Awesome catch, that had to make it all worth the trip. Can you tell me about you're rig? Hook size, bait, etc? I've only caught puppy's in "the suds" and really wanna hookup with one of those bulls!


----------



## Kingfish258 (Jun 30, 2010)

Same style carolina rig as puppy fishing, just go up to 8/0 10/0 circle hook and 100 lb leader. Cut mullet for me always. I throw a silver saltist 20h on a custom built 13' rod


----------



## Drumdum (Jan 6, 2003)

Way to go Kingfish!! Nice fish,thanks for the report...


----------



## Kingfish258 (Jun 30, 2010)

Hey Kenny, Joey Kellum went with me, couldn't believe he didn't put one on the hill


----------



## Drumdum (Jan 6, 2003)

Joey is a dern good fisherman,been on the piers here in the fall many times and he definitely gets his share.. If you see him again tell him I said he MISSED OUT BIGTIME this past nov on Avon!


----------



## Kingfish258 (Jun 30, 2010)

I know we came up the 3rd weekend in oct. And caught 4 before it warmed up. We tried to come back but couldn't put it together. I think we will wait later this year.


----------



## Jackle (Sep 14, 2012)

Good deal, thanks for the tips. Me and Pops are headed down that way next week, hopefully there'll still be some big ones still hanging out.


----------



## kingchaser34 (Jan 20, 2009)

Joey is a good friend of mine. I've learned a lot from him. He's a hell of a fisherman can't believe hr didn't get one.


----------



## Drumdum (Jan 6, 2003)

kingchaser34 said:


> Joey is a good friend of mine. I've learned a lot from him. He's a hell of a fisherman can't believe hr didn't get one.

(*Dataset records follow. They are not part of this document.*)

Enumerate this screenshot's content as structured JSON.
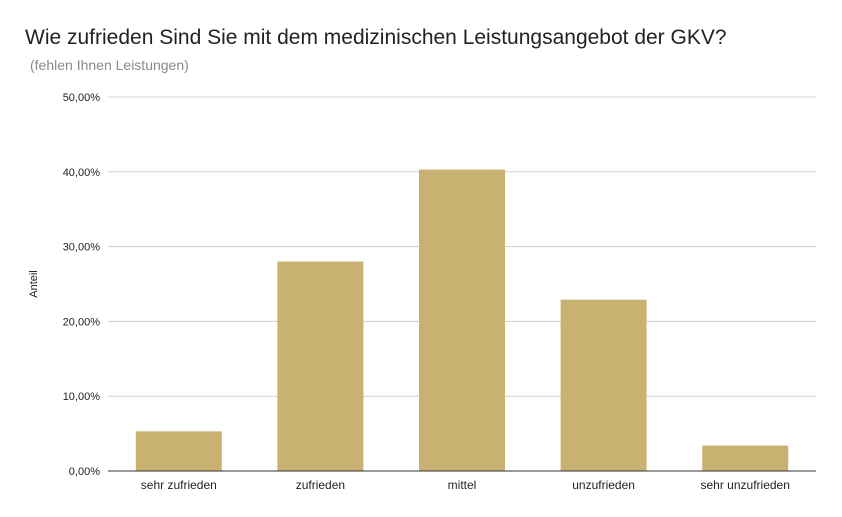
{
  "chart_data": {
    "type": "bar",
    "title": "Wie zufrieden Sind Sie mit dem medizinischen Leistungsangebot der GKV?",
    "subtitle": " (fehlen Ihnen Leistungen)",
    "xlabel": "",
    "ylabel": "Anteil",
    "categories": [
      "sehr zufrieden",
      "zufrieden",
      "mittel",
      "unzufrieden",
      "sehr unzufrieden"
    ],
    "values": [
      5.3,
      28.0,
      40.3,
      22.9,
      3.4
    ],
    "ylim": [
      0,
      50
    ],
    "yticks": [
      0,
      10,
      20,
      30,
      40,
      50
    ],
    "ytick_labels": [
      "0,00%",
      "10,00%",
      "20,00%",
      "30,00%",
      "40,00%",
      "50,00%"
    ],
    "grid": true,
    "bar_color": "#c9b271",
    "grid_color": "#d0d0d0",
    "axis_color": "#333333"
  }
}
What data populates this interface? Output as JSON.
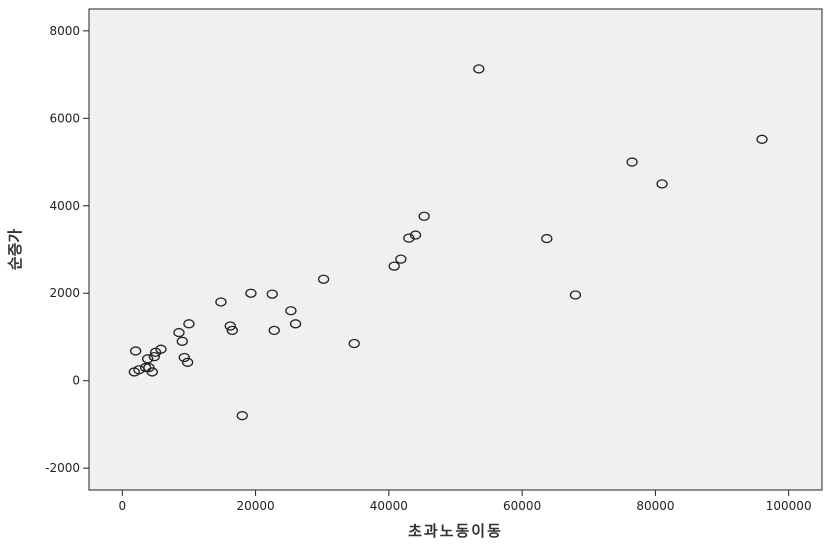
{
  "chart_data": {
    "type": "scatter",
    "title": "",
    "xlabel": "초과노동이동",
    "ylabel": "순증가",
    "xlim": [
      -5000,
      105000
    ],
    "ylim": [
      -2500,
      8500
    ],
    "x_ticks": [
      0,
      20000,
      40000,
      60000,
      80000,
      100000
    ],
    "y_ticks": [
      -2000,
      0,
      2000,
      4000,
      6000,
      8000
    ],
    "grid": false,
    "legend": "none",
    "colors": {
      "plot_background": "#f0f0f0",
      "marker_stroke": "#222222",
      "axis": "#222222"
    },
    "points": [
      {
        "x": 1800,
        "y": 200
      },
      {
        "x": 2000,
        "y": 680
      },
      {
        "x": 2500,
        "y": 250
      },
      {
        "x": 3500,
        "y": 300
      },
      {
        "x": 3800,
        "y": 500
      },
      {
        "x": 4000,
        "y": 300
      },
      {
        "x": 4500,
        "y": 200
      },
      {
        "x": 4800,
        "y": 550
      },
      {
        "x": 5000,
        "y": 650
      },
      {
        "x": 5800,
        "y": 720
      },
      {
        "x": 8500,
        "y": 1100
      },
      {
        "x": 9000,
        "y": 900
      },
      {
        "x": 9300,
        "y": 530
      },
      {
        "x": 9800,
        "y": 420
      },
      {
        "x": 10000,
        "y": 1300
      },
      {
        "x": 14800,
        "y": 1800
      },
      {
        "x": 16200,
        "y": 1250
      },
      {
        "x": 16500,
        "y": 1150
      },
      {
        "x": 18000,
        "y": -800
      },
      {
        "x": 19300,
        "y": 2000
      },
      {
        "x": 22500,
        "y": 1980
      },
      {
        "x": 22800,
        "y": 1150
      },
      {
        "x": 25300,
        "y": 1600
      },
      {
        "x": 26000,
        "y": 1300
      },
      {
        "x": 30200,
        "y": 2320
      },
      {
        "x": 34800,
        "y": 850
      },
      {
        "x": 40800,
        "y": 2620
      },
      {
        "x": 41800,
        "y": 2780
      },
      {
        "x": 43000,
        "y": 3260
      },
      {
        "x": 44000,
        "y": 3330
      },
      {
        "x": 45300,
        "y": 3760
      },
      {
        "x": 53500,
        "y": 7130
      },
      {
        "x": 63700,
        "y": 3250
      },
      {
        "x": 68000,
        "y": 1960
      },
      {
        "x": 76500,
        "y": 5000
      },
      {
        "x": 81000,
        "y": 4500
      },
      {
        "x": 96000,
        "y": 5520
      }
    ]
  }
}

 If you can put two weekends together with Joey,may I suggest last weekend of Oct,second weekend of Nov.. I know the "7th" is kind of the sabbath of drumfishing on Hatteras Island,but that second week usually wins,especially if there are some sw winds involved...


----------



## [email protected] (Jul 12, 2006)

Kingfish258 said:


> Same style carolina rig as puppy fishing, just go up to 8/0 10/0 circle hook and 100 lb leader. Cut mullet for me always. I throw a silver saltist 20h on a custom built 13' rod


Cut Salt Mullet or fresh?


----------



## Papa-T (Sep 5, 2011)

Nice fish. Thanks for sharing. Like the beach cart. I have the same setup with the new beach orange tires.


----------